I can’t quote publications, but I’ve heard that Seattle is 12 times more culturally influential, per capita, than New York or Los Angeles. This is exactly the sort of self-aggrandizing comment that Seattlites love, and you can almost feel the populace rolling this idea around in their heads like a lozenge in their mouths.

It’s really kind of egotistical and gross.

But there are some advantages to living in the cliquey yet trendsetting Pacific Northwest. First, it’s very easy to wear stylish clothes, since everyone will be copying you in a half year, and second, we’re used as a test-market for a lot of really cool stuff that we might not otherwise get to see. Ryan and I wandered into Gameworks Thursday evening, and we found an intriguing new arcade game that was pretty clearly being test marketed. Its large size, necessitated by its four networked game machines and a central instruction/spectating kiosk, forced it into an out of the way corner of the arcade, a fact which afforded us plenty of time to study its mysteries.

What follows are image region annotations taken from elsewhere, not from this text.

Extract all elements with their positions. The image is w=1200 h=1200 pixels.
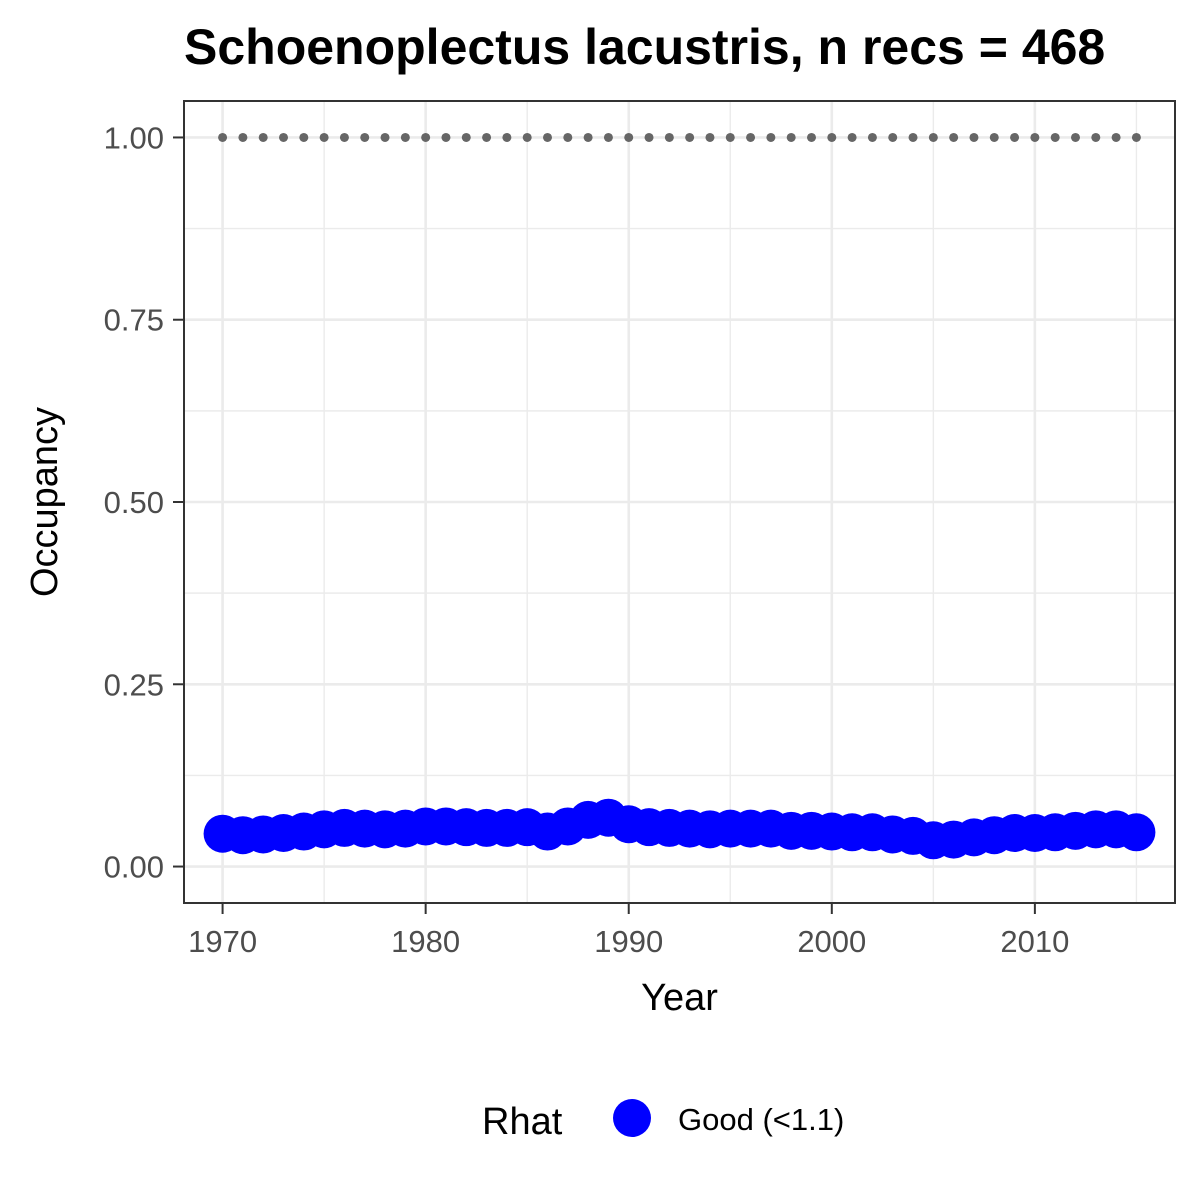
upper-bound-point	[482, 132, 492, 142]
x-tick-label: 2010	[1000, 924, 1069, 959]
x-tick-label: 1970	[188, 924, 257, 959]
y-tick-label: 0.00	[104, 850, 164, 885]
upper-bound-point	[827, 132, 837, 142]
upper-bound-point	[928, 132, 938, 142]
upper-bound-point	[1111, 132, 1121, 142]
upper-bound-point	[583, 132, 593, 142]
x-tick-label: 1980	[391, 924, 460, 959]
upper-bound-point	[867, 132, 877, 142]
x-tick-label: 2000	[797, 924, 866, 959]
grid-lines	[184, 101, 1175, 903]
upper-bound-point	[1131, 132, 1141, 142]
upper-bound-point	[339, 132, 349, 142]
upper-bound-point	[279, 132, 289, 142]
upper-bound-point	[603, 132, 613, 142]
upper-bound-point	[786, 132, 796, 142]
legend-label-good: Good (<1.1)	[678, 1102, 844, 1137]
upper-bound-point	[1070, 132, 1080, 142]
upper-bound-point	[461, 132, 471, 142]
upper-bound-point	[969, 132, 979, 142]
upper-bound-point	[522, 132, 532, 142]
upper-bound-point	[380, 132, 390, 142]
upper-bound-point	[746, 132, 756, 142]
upper-bound-point	[258, 132, 268, 142]
upper-bound-point	[218, 132, 228, 142]
upper-bound-point	[319, 132, 329, 142]
upper-bound-point	[238, 132, 248, 142]
upper-bound-point	[888, 132, 898, 142]
upper-bound-point	[1030, 132, 1040, 142]
upper-bound-point	[624, 132, 634, 142]
upper-bound-point	[1091, 132, 1101, 142]
upper-bound-point	[989, 132, 999, 142]
y-tick-label: 0.25	[104, 667, 164, 702]
x-axis-title: Year	[641, 977, 718, 1019]
occupancy-series	[203, 798, 1156, 860]
upper-bound-point	[502, 132, 512, 142]
upper-bound-point	[1010, 132, 1020, 142]
x-tick-label: 1990	[594, 924, 663, 959]
upper-bound-point	[441, 132, 451, 142]
legend: Rhat Good (<1.1)	[482, 1099, 844, 1143]
upper-bound-point	[664, 132, 674, 142]
upper-bound-point	[421, 132, 431, 142]
upper-bound-point	[725, 132, 735, 142]
axes: 1970 1980 1990 2000 2010 0.00 0.25 0.50 0.75 1.00	[104, 120, 1070, 959]
chart-title: Schoenoplectus lacustris, n recs = 468	[184, 19, 1105, 75]
upper-bound-point	[644, 132, 654, 142]
legend-key-good	[613, 1099, 651, 1137]
upper-bound-point	[360, 132, 370, 142]
legend-title: Rhat	[482, 1101, 563, 1143]
y-axis-title: Occupancy	[24, 407, 66, 597]
upper-bound-point	[908, 132, 918, 142]
upper-bound-point	[806, 132, 816, 142]
y-tick-label: 0.50	[104, 485, 164, 520]
upper-bound-point	[766, 132, 776, 142]
upper-bound-point	[299, 132, 309, 142]
upper-bound-point	[563, 132, 573, 142]
upper-bound-point	[543, 132, 553, 142]
upper-bound-point	[685, 132, 695, 142]
upper-bound-point	[847, 132, 857, 142]
y-tick-label: 0.75	[104, 303, 164, 338]
y-tick-label: 1.00	[104, 120, 164, 155]
upper-bound-series	[218, 132, 1141, 142]
upper-bound-point	[400, 132, 410, 142]
occupancy-point	[1117, 813, 1156, 852]
upper-bound-point	[705, 132, 715, 142]
upper-bound-point	[949, 132, 959, 142]
upper-bound-point	[1050, 132, 1060, 142]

Unfortunately, one enigma we were unable to solve was its name, which was either written in Japanese or else in a font indistinguishable from same. In any case, we couldn’t read it, and apparently neither could the Gameworks staff, as a small, office printed sign proclaimed that one had to buy a starter pack in order to enjoy “…this exciting new game…”

This is a giant chart detailing all of the cards. Do you want to have to learn this bullshit?

I feel like I’m getting ahead of myself by mentioning the starter pack, so allow me to explain. The reason we were so drawn to this game was its obviously unique interface. Instead of a joystick and buttons, each cabinet had a broad, flat surface at table height situated in front of the screen. Small graphics of cards decorated the cabinet, and a quick glance at the game’s attract mode confirmed our suspicions. The table was electrically sensitive, and you played the game by moving cards about the surface. It was a combination card game and video game! Awesome!

But here’s the rub- card games take a lot of time to explain and figure out. Remember the first time you learned (or tried to learn…) Magic: The Gathering? Well, imagine trying to figure out Magic while the electrically pulsing bass waves of the arcade’s soundtrack beat against your skull. Once Ryan and I realized the time and money investment required, we immediately lost interest and wandered away in search of Ms. Pac Man.

And besides, do you really want to be the sort of person who not only plays a nerdy trading card game, but plays one that can only be played at fucking Gameworks?